L’administration fiscale chinoise n’est pas tendre avec les petits entrepreneurs. Les audits sont fréquents, et le principe de la « présomption de bonne foi » n’existe pas vraiment. Si vous ne pouvez pas justifier chaque centime, attendez-vous à des redressements.

Gardez tout. Factures, reçus, contrats, relevés bancaires. Tout.

Pourquoi ce statut pourrait quand même vous convenir

Malgré les contraintes, le statut de Gètǐ Gōngshānghu présente des avantages réels dans certains cas de figure :

  • Vous testez un marché local : Pas besoin d’injecter des capitaux importants ou de créer une structure lourde.
  • Vous opérez en B2C sur le marché chinois : L’exonération de TVA jusqu’à 100 000 CNY/mois est un vrai plus.
  • Vous avez un partenaire chinois fiable : Si ce partenaire peut porter la structure, cela peut être une option pragmatique.
  • Vous ne visez pas la scalabilité immédiate : Si votre activité reste sous le radar et sous les 5 millions CNY, c’est gérable.
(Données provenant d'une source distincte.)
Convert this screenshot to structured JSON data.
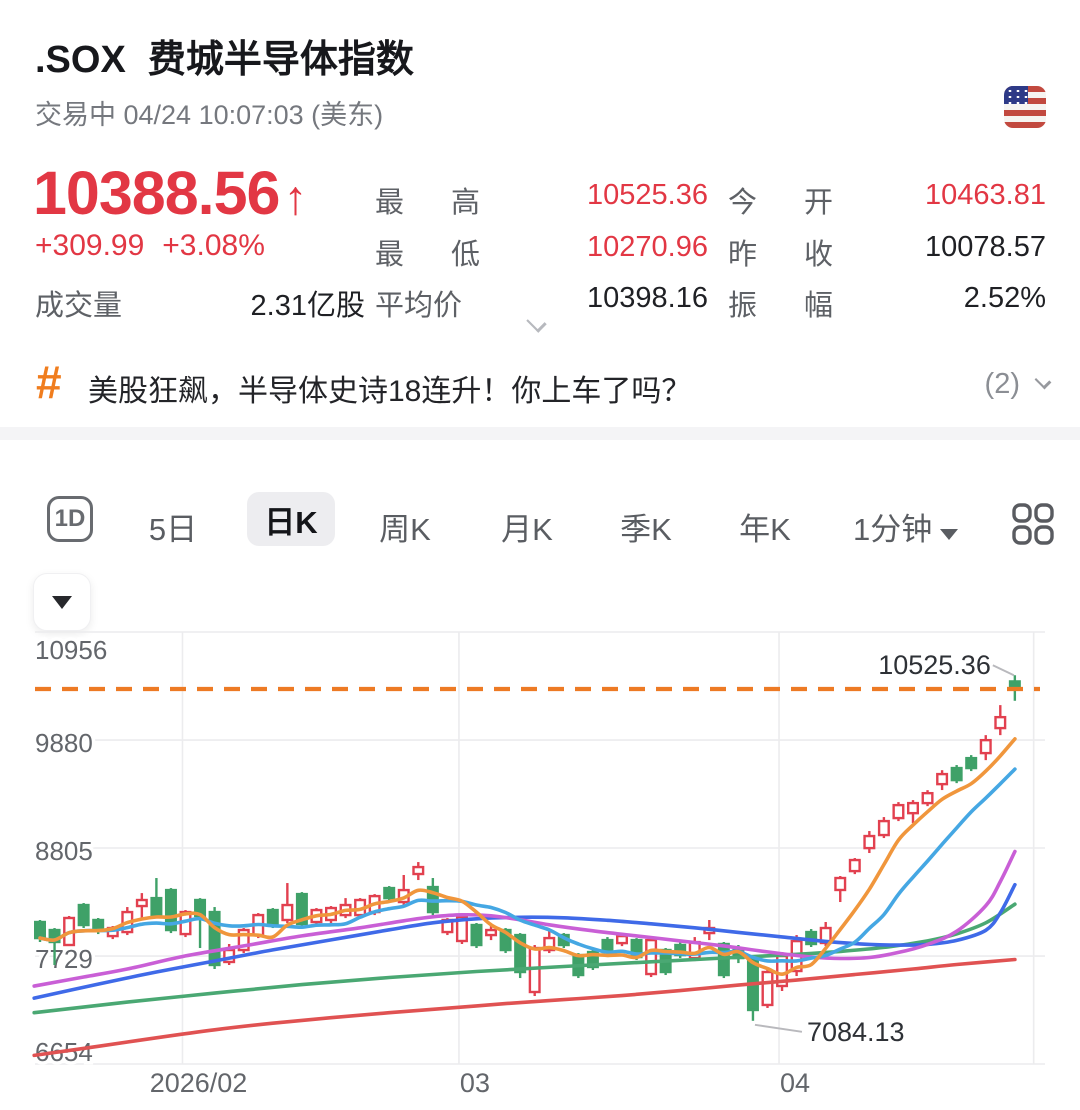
{
  "header": {
    "symbol": ".SOX",
    "name": "费城半导体指数",
    "status_line": "交易中 04/24 10:07:03 (美东)",
    "flag_icon": "us-flag"
  },
  "quote": {
    "price": "10388.56",
    "arrow": "↑",
    "change": "+309.99",
    "change_pct": "+3.08%",
    "volume_label": "成交量",
    "volume_value": "2.31亿股",
    "avg_label": "平均价",
    "avg_value": "10398.16",
    "amplitude_label": "振幅",
    "amplitude_value": "2.52%",
    "high_label": "最高",
    "high_value": "10525.36",
    "low_label": "最低",
    "low_value": "10270.96",
    "open_label": "今开",
    "open_value": "10463.81",
    "prev_close_label": "昨收",
    "prev_close_value": "10078.57"
  },
  "banner": {
    "hash_icon": "#",
    "text": "美股狂飙，半导体史诗18连升！你上车了吗？",
    "count": "(2)"
  },
  "tabs": {
    "items": [
      "1D",
      "5日",
      "日K",
      "周K",
      "月K",
      "季K",
      "年K",
      "1分钟"
    ],
    "selected": "日K",
    "grid_icon": "layout-grid"
  },
  "colors": {
    "up": "#e2404f",
    "down": "#3fa168",
    "price_red": "#e23744",
    "accent_orange": "#f07d1e"
  },
  "chart_data": {
    "type": "candlestick",
    "title": "日K",
    "y_axis": {
      "ticks": [
        10956,
        9880,
        8805,
        7729,
        6654
      ],
      "grid": true
    },
    "x_axis": {
      "labels": [
        {
          "text": "2026/02",
          "index": 10
        },
        {
          "text": "03",
          "index": 29
        },
        {
          "text": "04",
          "index": 51
        },
        {
          "text": "",
          "index": 68.5
        }
      ]
    },
    "price_line": {
      "value": 10388.56,
      "color": "#ed7a24",
      "style": "dashed"
    },
    "annotations": [
      {
        "text": "10525.36",
        "candle": 67,
        "anchor": "high"
      },
      {
        "text": "7084.13",
        "candle": 49,
        "anchor": "low"
      }
    ],
    "candles": [
      [
        8068,
        7908,
        7869,
        8088
      ],
      [
        7988,
        7869,
        7640,
        8008
      ],
      [
        7839,
        8108,
        7829,
        8128
      ],
      [
        8237,
        8038,
        8008,
        8257
      ],
      [
        8088,
        7988,
        7948,
        8108
      ],
      [
        7928,
        8008,
        7898,
        8028
      ],
      [
        7968,
        8167,
        7938,
        8217
      ],
      [
        8227,
        8287,
        8088,
        8356
      ],
      [
        8306,
        8137,
        8107,
        8506
      ],
      [
        8386,
        7988,
        7958,
        8406
      ],
      [
        7948,
        8167,
        7918,
        8187
      ],
      [
        8287,
        8128,
        7809,
        8306
      ],
      [
        8167,
        7640,
        7600,
        8217
      ],
      [
        7670,
        7789,
        7640,
        7849
      ],
      [
        7789,
        7988,
        7759,
        8008
      ],
      [
        7938,
        8137,
        7908,
        8157
      ],
      [
        8187,
        8038,
        8008,
        8207
      ],
      [
        8088,
        8237,
        8058,
        8456
      ],
      [
        8346,
        8048,
        8018,
        8366
      ],
      [
        8068,
        8187,
        8038,
        8207
      ],
      [
        8088,
        8207,
        8058,
        8227
      ],
      [
        8137,
        8237,
        8107,
        8306
      ],
      [
        8137,
        8287,
        8107,
        8306
      ],
      [
        8167,
        8326,
        8137,
        8346
      ],
      [
        8406,
        8306,
        8276,
        8426
      ],
      [
        8267,
        8386,
        8237,
        8536
      ],
      [
        8546,
        8615,
        8486,
        8665
      ],
      [
        8416,
        8167,
        8137,
        8506
      ],
      [
        7968,
        8088,
        7938,
        8107
      ],
      [
        7879,
        8118,
        7849,
        8137
      ],
      [
        8038,
        7839,
        7809,
        8058
      ],
      [
        7938,
        7988,
        7888,
        8038
      ],
      [
        7988,
        7789,
        7759,
        8008
      ],
      [
        7938,
        7570,
        7510,
        7958
      ],
      [
        7371,
        7809,
        7331,
        7839
      ],
      [
        7789,
        7908,
        7759,
        7978
      ],
      [
        7938,
        7839,
        7809,
        7958
      ],
      [
        7739,
        7540,
        7510,
        7759
      ],
      [
        7769,
        7620,
        7590,
        7789
      ],
      [
        7888,
        7769,
        7719,
        7918
      ],
      [
        7858,
        7928,
        7828,
        7948
      ],
      [
        7888,
        7719,
        7689,
        7908
      ],
      [
        7550,
        7888,
        7520,
        7908
      ],
      [
        7789,
        7570,
        7540,
        7809
      ],
      [
        7839,
        7739,
        7709,
        7888
      ],
      [
        7709,
        7868,
        7679,
        7918
      ],
      [
        7958,
        8008,
        7888,
        8088
      ],
      [
        7849,
        7540,
        7510,
        7869
      ],
      [
        7789,
        7709,
        7659,
        7839
      ],
      [
        7709,
        7192,
        7084.13,
        7719
      ],
      [
        7242,
        7570,
        7212,
        7600
      ],
      [
        7431,
        7729,
        7381,
        7769
      ],
      [
        7580,
        7878,
        7530,
        7938
      ],
      [
        7968,
        7849,
        7819,
        7998
      ],
      [
        7859,
        8008,
        7829,
        8068
      ],
      [
        8387,
        8506,
        8267,
        8526
      ],
      [
        8575,
        8685,
        8545,
        8705
      ],
      [
        8804,
        8924,
        8755,
        8974
      ],
      [
        8934,
        9073,
        8904,
        9113
      ],
      [
        9103,
        9232,
        9073,
        9262
      ],
      [
        9152,
        9252,
        9053,
        9282
      ],
      [
        9252,
        9351,
        9222,
        9381
      ],
      [
        9441,
        9541,
        9382,
        9580
      ],
      [
        9601,
        9481,
        9451,
        9631
      ],
      [
        9700,
        9601,
        9571,
        9730
      ],
      [
        9750,
        9879,
        9680,
        9929
      ],
      [
        9999,
        10108,
        9929,
        10228
      ],
      [
        10463.81,
        10388.56,
        10270.96,
        10525.36
      ]
    ],
    "ma_computed": [
      {
        "name": "MA5",
        "window": 5,
        "color": "#f0963c"
      },
      {
        "name": "MA10",
        "window": 10,
        "color": "#45a7e3"
      }
    ],
    "ma_series": [
      {
        "name": "MA120",
        "color": "#e05252",
        "points": [
          [
            -0.4,
            6740
          ],
          [
            4,
            6830
          ],
          [
            8,
            6915
          ],
          [
            12,
            6995
          ],
          [
            16,
            7060
          ],
          [
            20,
            7115
          ],
          [
            24,
            7165
          ],
          [
            28,
            7210
          ],
          [
            32,
            7255
          ],
          [
            36,
            7295
          ],
          [
            40,
            7335
          ],
          [
            44,
            7385
          ],
          [
            48,
            7440
          ],
          [
            52,
            7490
          ],
          [
            56,
            7545
          ],
          [
            60,
            7600
          ],
          [
            63,
            7645
          ],
          [
            67,
            7695
          ]
        ]
      },
      {
        "name": "MA60",
        "color": "#4aa873",
        "points": [
          [
            -0.4,
            7165
          ],
          [
            6,
            7270
          ],
          [
            12,
            7360
          ],
          [
            18,
            7445
          ],
          [
            24,
            7515
          ],
          [
            30,
            7575
          ],
          [
            36,
            7625
          ],
          [
            42,
            7672
          ],
          [
            47,
            7710
          ],
          [
            51,
            7738
          ],
          [
            55,
            7775
          ],
          [
            58,
            7815
          ],
          [
            61,
            7880
          ],
          [
            63,
            7950
          ],
          [
            65,
            8060
          ],
          [
            67,
            8245
          ]
        ]
      },
      {
        "name": "MA30",
        "color": "#3f6ae8",
        "points": [
          [
            -0.4,
            7310
          ],
          [
            4,
            7450
          ],
          [
            8,
            7570
          ],
          [
            12,
            7680
          ],
          [
            16,
            7790
          ],
          [
            20,
            7890
          ],
          [
            24,
            7990
          ],
          [
            27,
            8060
          ],
          [
            30,
            8100
          ],
          [
            33,
            8115
          ],
          [
            36,
            8110
          ],
          [
            39,
            8085
          ],
          [
            42,
            8050
          ],
          [
            45,
            8010
          ],
          [
            48,
            7965
          ],
          [
            51,
            7920
          ],
          [
            54,
            7875
          ],
          [
            57,
            7845
          ],
          [
            59,
            7838
          ],
          [
            61,
            7845
          ],
          [
            63,
            7885
          ],
          [
            65,
            7985
          ],
          [
            66,
            8160
          ],
          [
            67,
            8440
          ]
        ]
      },
      {
        "name": "MA20",
        "color": "#c95fd6",
        "points": [
          [
            -0.4,
            7430
          ],
          [
            3,
            7520
          ],
          [
            6,
            7600
          ],
          [
            10,
            7730
          ],
          [
            14,
            7830
          ],
          [
            18,
            7930
          ],
          [
            22,
            8010
          ],
          [
            25,
            8080
          ],
          [
            27,
            8120
          ],
          [
            29,
            8140
          ],
          [
            31,
            8130
          ],
          [
            33,
            8090
          ],
          [
            35,
            8040
          ],
          [
            38,
            7980
          ],
          [
            41,
            7930
          ],
          [
            44,
            7880
          ],
          [
            47,
            7830
          ],
          [
            50,
            7770
          ],
          [
            53,
            7720
          ],
          [
            55,
            7705
          ],
          [
            57,
            7715
          ],
          [
            59,
            7765
          ],
          [
            61,
            7845
          ],
          [
            63,
            7975
          ],
          [
            65,
            8230
          ],
          [
            66,
            8470
          ],
          [
            67,
            8770
          ]
        ]
      }
    ]
  }
}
Où trouver l’information officielle ?

Les sources officielles sont dispersées, mais vous pouvez consulter les sites suivants (en chinois, évidemment) :

Ces sites sont régulièrement mis à jour avec les dernières circulaires fiscales et réglementaires. Mais soyons honnêtes : naviguer dans la bureaucratie chinoise sans un conseiller local compétent relève du parcours du combattant.

Mon verdict

Le statut de Gètǐ Gōngshānghu n’est pas une solution miracle. Ce n’est pas non plus un piège à éviter à tout prix.

C’est un outil. Un outil chinois, avec ses règles chinoises, ses avantages fiscaux ponctuels, et ses risques de responsabilité illimitée.

Si vous êtes un étranger, vous aurez besoin d’un partenaire local. Si vous êtes un résident chinois, c’est une option valable pour démarrer rapidement sans capitaliser une société. Mais dès que vous dépassez le seuil de 5 millions CNY annuels, ou que vous visez l’international, il sera temps de passer à une structure plus robuste.

La Chine ne facilite pas la vie des entrepreneurs indépendants. Mais pour ceux qui savent naviguer dans le système, il y a des marges de manœuvre. Minces, surveillées, mais existantes.

Comme toujours, faites vos devoirs. Ou payez quelqu’un qui les fera pour vous.